Saint Agatha’s Festival
Every year from the 3rd to the 5th of February, Catania commemorates its Patron Saint: Saint Agatha.
The first day of the festival is dedicated to the offering of wax candles. An evocative popular tradition requires that the donated candles are as tall and heavy as the person who is asking for the Saint’s clemency. Two 18th century carriages and eleven candalore - giant candles representing the guilds or artisans covered in artistic decorations, golden wood puttos, saints and scenes of the martyrdom, flowers and flags – are carried in procession.
On the 4th of February the bust of Saint Agatha, shining gold with precious stones, is carried in procession along the city streets for the whole day. The devout followers wear a traditional sacco – a white ankle length tunic, tied at the waist by a rope – a black velvet cap, white gloves and a folded white handkerchief which they wave.
The procession starts again in the afternoon of the 5th February until the early hours of the morning when fireworks mark the end of the festivities.
The story of the martyrdom of Saint Agatha began when the Roman consul Quiziano asked for her hand in marriage. After many refusals, the consul imprisoned Agatha, subjecting her to brutal violence, including the removal of her breasts. It is said that whilst Agatha was imprisoned, she was consoled and treated by St Peter: her wounds healed and her breasts reappeared. Finally, the consul decided to burn her at the stake.
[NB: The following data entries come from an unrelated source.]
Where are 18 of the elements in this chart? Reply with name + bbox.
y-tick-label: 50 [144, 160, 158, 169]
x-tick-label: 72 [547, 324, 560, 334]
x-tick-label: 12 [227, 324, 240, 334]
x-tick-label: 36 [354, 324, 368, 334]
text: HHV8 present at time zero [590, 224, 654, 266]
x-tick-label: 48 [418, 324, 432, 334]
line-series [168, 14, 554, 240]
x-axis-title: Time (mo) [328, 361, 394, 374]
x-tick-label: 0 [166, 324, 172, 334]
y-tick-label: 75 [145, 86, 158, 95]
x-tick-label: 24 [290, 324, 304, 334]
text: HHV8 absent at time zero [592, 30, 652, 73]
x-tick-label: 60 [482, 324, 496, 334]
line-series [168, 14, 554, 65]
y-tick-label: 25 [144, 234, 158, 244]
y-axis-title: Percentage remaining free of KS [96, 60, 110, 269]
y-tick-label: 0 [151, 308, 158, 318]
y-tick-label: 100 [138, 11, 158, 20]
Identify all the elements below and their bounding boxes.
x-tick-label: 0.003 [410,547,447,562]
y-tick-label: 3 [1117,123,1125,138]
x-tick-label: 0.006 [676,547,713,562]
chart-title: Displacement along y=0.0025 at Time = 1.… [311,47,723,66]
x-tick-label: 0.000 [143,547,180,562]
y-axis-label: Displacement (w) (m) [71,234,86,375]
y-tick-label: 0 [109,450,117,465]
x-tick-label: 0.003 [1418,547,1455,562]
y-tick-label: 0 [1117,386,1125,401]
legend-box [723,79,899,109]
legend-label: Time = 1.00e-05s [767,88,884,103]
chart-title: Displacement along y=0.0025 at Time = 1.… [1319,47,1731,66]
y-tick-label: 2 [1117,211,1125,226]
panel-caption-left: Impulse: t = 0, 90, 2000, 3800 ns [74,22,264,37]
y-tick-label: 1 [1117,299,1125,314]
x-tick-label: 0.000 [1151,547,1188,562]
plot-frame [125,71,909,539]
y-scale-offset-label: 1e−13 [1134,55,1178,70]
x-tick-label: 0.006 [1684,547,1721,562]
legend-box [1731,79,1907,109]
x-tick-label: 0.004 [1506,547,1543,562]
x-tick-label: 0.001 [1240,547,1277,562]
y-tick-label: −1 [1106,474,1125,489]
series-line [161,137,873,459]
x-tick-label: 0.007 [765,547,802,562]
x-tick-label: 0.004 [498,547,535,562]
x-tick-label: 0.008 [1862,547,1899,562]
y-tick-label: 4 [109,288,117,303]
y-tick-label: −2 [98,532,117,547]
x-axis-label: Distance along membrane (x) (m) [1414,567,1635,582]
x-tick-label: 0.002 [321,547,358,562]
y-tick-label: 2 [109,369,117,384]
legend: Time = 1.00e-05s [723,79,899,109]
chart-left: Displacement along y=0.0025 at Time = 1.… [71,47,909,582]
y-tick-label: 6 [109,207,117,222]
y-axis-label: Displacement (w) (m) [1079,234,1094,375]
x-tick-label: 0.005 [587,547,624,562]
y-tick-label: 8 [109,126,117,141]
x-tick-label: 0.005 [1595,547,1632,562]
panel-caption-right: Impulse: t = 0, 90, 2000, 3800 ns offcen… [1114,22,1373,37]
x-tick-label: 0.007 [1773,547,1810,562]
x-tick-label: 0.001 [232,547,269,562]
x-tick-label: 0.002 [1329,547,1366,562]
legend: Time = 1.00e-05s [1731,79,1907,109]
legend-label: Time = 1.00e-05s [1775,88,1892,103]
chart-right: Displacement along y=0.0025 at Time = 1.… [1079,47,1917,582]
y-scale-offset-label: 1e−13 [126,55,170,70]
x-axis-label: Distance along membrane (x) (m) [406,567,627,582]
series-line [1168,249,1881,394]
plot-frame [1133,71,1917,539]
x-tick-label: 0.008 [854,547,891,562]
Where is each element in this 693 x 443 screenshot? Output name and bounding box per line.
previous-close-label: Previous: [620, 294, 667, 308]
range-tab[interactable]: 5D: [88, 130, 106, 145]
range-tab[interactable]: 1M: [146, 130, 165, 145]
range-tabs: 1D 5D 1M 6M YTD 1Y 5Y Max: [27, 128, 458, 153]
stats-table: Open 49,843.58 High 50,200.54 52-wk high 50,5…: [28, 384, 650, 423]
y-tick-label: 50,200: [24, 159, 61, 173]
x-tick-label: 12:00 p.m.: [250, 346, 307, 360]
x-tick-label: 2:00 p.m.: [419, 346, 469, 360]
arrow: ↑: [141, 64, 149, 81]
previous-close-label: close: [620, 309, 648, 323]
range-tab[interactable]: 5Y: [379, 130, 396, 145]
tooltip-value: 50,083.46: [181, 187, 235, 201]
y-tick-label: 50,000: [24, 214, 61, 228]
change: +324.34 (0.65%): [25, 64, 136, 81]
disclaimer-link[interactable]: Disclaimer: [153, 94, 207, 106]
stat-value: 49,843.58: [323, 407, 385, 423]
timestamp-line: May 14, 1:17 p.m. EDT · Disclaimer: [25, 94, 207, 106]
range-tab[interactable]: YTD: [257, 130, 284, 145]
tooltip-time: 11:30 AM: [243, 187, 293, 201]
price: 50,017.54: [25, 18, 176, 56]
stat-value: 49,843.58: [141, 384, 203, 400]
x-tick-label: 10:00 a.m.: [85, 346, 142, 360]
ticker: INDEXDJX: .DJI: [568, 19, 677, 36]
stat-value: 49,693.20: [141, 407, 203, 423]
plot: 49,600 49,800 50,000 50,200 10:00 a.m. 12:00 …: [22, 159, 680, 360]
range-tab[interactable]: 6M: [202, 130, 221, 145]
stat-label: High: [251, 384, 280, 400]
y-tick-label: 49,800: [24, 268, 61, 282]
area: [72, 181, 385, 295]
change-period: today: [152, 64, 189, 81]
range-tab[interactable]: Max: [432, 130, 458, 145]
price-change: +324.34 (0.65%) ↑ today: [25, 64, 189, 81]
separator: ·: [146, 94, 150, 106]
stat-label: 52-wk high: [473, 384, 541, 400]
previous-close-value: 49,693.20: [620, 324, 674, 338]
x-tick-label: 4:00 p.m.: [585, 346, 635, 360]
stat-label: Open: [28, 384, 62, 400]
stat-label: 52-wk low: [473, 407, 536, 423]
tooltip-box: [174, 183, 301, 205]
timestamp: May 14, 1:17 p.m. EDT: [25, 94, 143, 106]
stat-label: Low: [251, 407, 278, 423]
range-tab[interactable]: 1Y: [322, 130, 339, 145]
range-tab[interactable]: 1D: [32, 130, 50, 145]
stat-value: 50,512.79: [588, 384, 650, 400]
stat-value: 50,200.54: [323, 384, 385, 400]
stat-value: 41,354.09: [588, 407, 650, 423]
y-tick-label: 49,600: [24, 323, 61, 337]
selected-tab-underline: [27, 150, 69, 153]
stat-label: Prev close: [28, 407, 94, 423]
During this martyrdom a woman covered Agatha with her veil which did not burn: it is the so called Veil of Saint Agatha, to which miracles have been attributed, the last of which was in 1887: the veil was taken to the town of Nicolosi by Archbishop Cardinal Dusmet, and it halted the lava flow which threatened to reach the town.
The image of the wrenched breasts is linked to the so called Minnuzze of Saint Agatha: pastries made with ricotta and short crust pastry whose shape and cherry on the top recall the breasts of the Saint; moreover, during the festival olivette di Sant’ Agata (Saint Agatha’s olives) are eaten: pistachio marzipan balls.